Der Gagá-Kult

Es werden zwei Gruppen von Göttern unterschieden: die friedlichen Radá und die kriegerischen Petró. Während die Radá die religiösen Konzepte und Mythen der westafrikanischen Tradition darstellen, sind die Petró aus den grausamen Erfahrungen der Afrikaner auf der Insel Hispaniola entstanden. Die Petró-Götter sind eine direkte Reaktion auf die Brutalität des Sklavenhaltersystems und antworten auf das Bedürfnis der Schwarzen, die Grausamkeiten der Ausbeutung zu verarbeiten.

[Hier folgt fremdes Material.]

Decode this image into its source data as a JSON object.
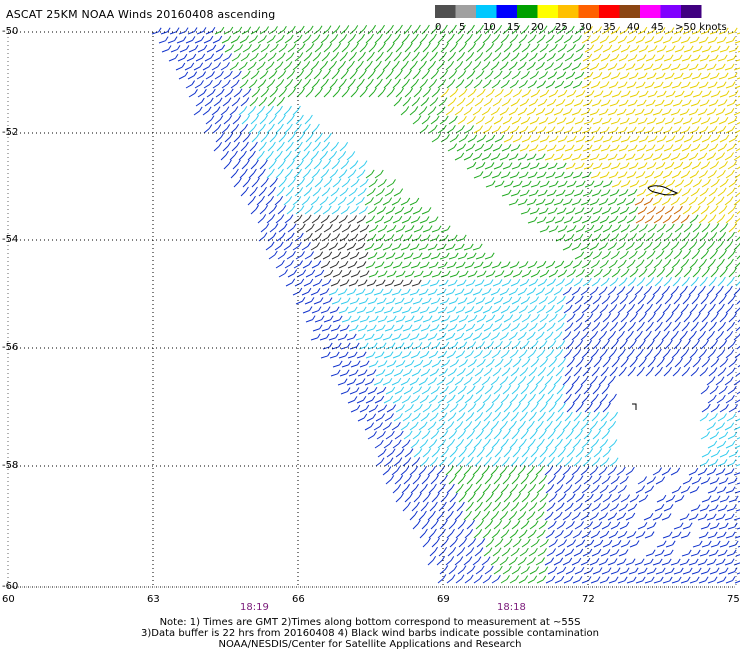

Im religiösen Zusammenhang des Gagá finden sich viele Petró-Elemente wie zum Beispiel der Gebrauch von Pfeife und Peitsche. Die Peitsche ist das Symbol des Triumphes über die Sklaverei. Die Petró-Rituale stimulierten die Sklaven im 18. Jahrhundert zu Aufständen und führten 1804 zur Bekämpfung des Kolonialismus. Auch die Pfeife wird mit der Sklaverei assoziiert. Sie erinnert an die Herrschaft der Vorarbeiter und symbolisiert andererseits die Führung derjenigen, die die Massen in die Freiheit geleitet haben.

Während der Gagá durch die Straßen zieht, ertönt lautes Peitschenknallen und der schrille Ton der Trillerpfeifen. Damit werden die Petró –Götter gerufen, die Geister des Krieges und der Rache. In der Zeremonien finden rituelle Trancen statt, bei denen die einzelnen Teilnehmer von Petró-Göttern besessen werden und ihre Macht durch so genannte Feuerproben unter Beweis stellen.

Zentrale Petró-Gottheiten sind die Guédués. Der Chef dieser Götterfamilie ist el Barón del Cementerio, der den Friedhof bewacht und zwischen Lebenden und Toten vermittelt. Er ist der Gott des Todes, der Wiederauferstehung und der Männlichkeit, repräsentiert durch die Farbe Schwarz. Der dueño del gagá kleidet sich ihm zu Ehren schwarz: freier Oberkörper, schwarze Hose, schwarzer Hut, schwarze Sonnenbrille, manchmal trägt er als Symbol der Manneskraft einen roten Stock. Laszivität und Geilheit dominieren sein Auftreten. Der Gagá ist auch ein Fruchtbarkeitskult.

Seit Beginn der Sklaverei passten sich die in die Neue Welt verschleppten Schwarzen dem christlichen Kalender an, der ihnen aufgezwungen wurde. Katholische Feste wie Weihnachten oder Ostern gaben den Raum, eigene Zeremonien mit afrikanischer Musik und Tanz abzuhalten.

Die Sklaven versteckten hinter vorgetäuschter Devotion und Zustimmung vor den weißen Gutsherren ihre religiösen Praktiken, die im Kolonialsystem verboten waren.

Vier Bambusrohre – papá bambú, segundo bambú, tercer bambú etc. – unterschiedlicher Länge und Dicke machen den unverwechselbaren Sound des Gagá aus. Sie werden stoßartig geblasen und bilden zusammen eine Melodie. Daneben gibt es Trommeln, Trompeten, Muschelhörner und viele kleinere Perkussionsinstrumente. Diese Musik begleitet den Chor, der mit seinen Gesängen die Petró-Götter anruft und auf ganz irdische Themen wie Sexualität und die erotische Beziehung zwischen den Geschlechtern anspielt.